Xaviera Simmons engages her sweeping practice of photography, painting, video, sound, sculpture, and installation to explore the construction of landscape, language, and complex histories in the United States and its continuing push at Empire-building on a global scale.

Simmons’ work is exhibited nationally and internationally and belongs to major museum and private collections, including The Museum of Modern Art, New York; Deutsche Bank, New York; UBS, New York; The Guggenheim Museum, New York; The Agnes Gund Art Collection, New York; The De La Cruz Collection, Miami, The Museum of Contemporary Art, Chicago; The Studio Museum in Harlem; ICA Miami; Perez Art Museum, Miami; The Weatherspoon Art Museum, Greensboro, North Carolina; The Nasher Museum of Art, Durham, North Carolina; The High Museum, Atlanta; among others.
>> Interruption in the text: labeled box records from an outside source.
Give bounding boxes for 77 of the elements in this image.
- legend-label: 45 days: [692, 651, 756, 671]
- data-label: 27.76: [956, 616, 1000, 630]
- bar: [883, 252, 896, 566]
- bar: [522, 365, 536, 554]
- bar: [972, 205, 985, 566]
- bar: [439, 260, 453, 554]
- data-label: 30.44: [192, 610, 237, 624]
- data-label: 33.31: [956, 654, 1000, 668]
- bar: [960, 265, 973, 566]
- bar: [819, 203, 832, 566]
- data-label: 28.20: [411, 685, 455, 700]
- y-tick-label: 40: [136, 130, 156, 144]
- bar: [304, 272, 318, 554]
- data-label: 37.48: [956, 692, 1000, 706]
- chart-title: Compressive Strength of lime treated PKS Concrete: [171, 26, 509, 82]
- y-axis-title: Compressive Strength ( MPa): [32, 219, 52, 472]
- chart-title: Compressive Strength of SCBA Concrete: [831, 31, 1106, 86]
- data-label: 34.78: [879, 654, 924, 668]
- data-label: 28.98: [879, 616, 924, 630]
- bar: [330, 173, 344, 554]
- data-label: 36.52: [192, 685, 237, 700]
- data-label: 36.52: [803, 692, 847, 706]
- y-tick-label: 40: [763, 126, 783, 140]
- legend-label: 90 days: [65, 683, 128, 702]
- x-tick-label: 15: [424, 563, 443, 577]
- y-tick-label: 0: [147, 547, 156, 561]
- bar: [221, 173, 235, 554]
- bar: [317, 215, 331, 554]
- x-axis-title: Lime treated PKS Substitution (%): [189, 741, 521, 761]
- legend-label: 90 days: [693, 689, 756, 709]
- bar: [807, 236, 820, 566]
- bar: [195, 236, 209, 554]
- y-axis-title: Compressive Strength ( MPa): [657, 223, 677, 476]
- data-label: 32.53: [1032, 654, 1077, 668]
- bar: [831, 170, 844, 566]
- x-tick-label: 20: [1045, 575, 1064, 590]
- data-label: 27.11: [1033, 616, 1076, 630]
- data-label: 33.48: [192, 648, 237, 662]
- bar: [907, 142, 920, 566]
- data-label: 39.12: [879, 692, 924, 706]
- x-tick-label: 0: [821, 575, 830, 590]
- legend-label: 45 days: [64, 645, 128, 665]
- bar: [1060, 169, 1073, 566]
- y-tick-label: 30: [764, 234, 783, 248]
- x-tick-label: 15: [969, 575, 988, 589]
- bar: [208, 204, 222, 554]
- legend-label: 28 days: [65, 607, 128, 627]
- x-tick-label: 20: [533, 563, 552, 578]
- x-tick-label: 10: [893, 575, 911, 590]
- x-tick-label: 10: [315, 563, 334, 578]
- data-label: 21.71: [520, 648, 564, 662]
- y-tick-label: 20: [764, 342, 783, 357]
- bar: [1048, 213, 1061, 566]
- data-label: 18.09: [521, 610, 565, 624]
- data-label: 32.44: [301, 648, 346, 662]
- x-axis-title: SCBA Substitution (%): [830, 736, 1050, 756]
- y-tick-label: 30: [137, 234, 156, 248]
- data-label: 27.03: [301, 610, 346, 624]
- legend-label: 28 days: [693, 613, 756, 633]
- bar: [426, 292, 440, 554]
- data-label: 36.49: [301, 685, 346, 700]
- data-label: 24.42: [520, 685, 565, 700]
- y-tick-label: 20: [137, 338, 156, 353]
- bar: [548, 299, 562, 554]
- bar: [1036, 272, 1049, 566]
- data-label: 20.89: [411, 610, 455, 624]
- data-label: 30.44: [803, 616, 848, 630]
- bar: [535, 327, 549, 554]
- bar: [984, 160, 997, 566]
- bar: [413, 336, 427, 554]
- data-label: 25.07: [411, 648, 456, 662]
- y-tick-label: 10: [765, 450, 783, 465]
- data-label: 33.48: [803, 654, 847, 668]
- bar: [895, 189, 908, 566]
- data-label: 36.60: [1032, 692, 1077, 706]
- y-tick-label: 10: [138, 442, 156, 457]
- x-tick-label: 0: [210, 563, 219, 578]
Simmons received her BFA from Bard College in 2004 after spending two years on a walking pilgrimage retracing the Trans-Atlantic Slave Trade with Buddhist Monks. She was a visiting lecturer and the inaugural 2019 Solomon Fellow at Harvard University and was awarded The Charles Flint Kellogg Award in Arts and Letters from Bard College in Spring 2020, among many honors. Simmons currently has works on view throughout the United States and Europe.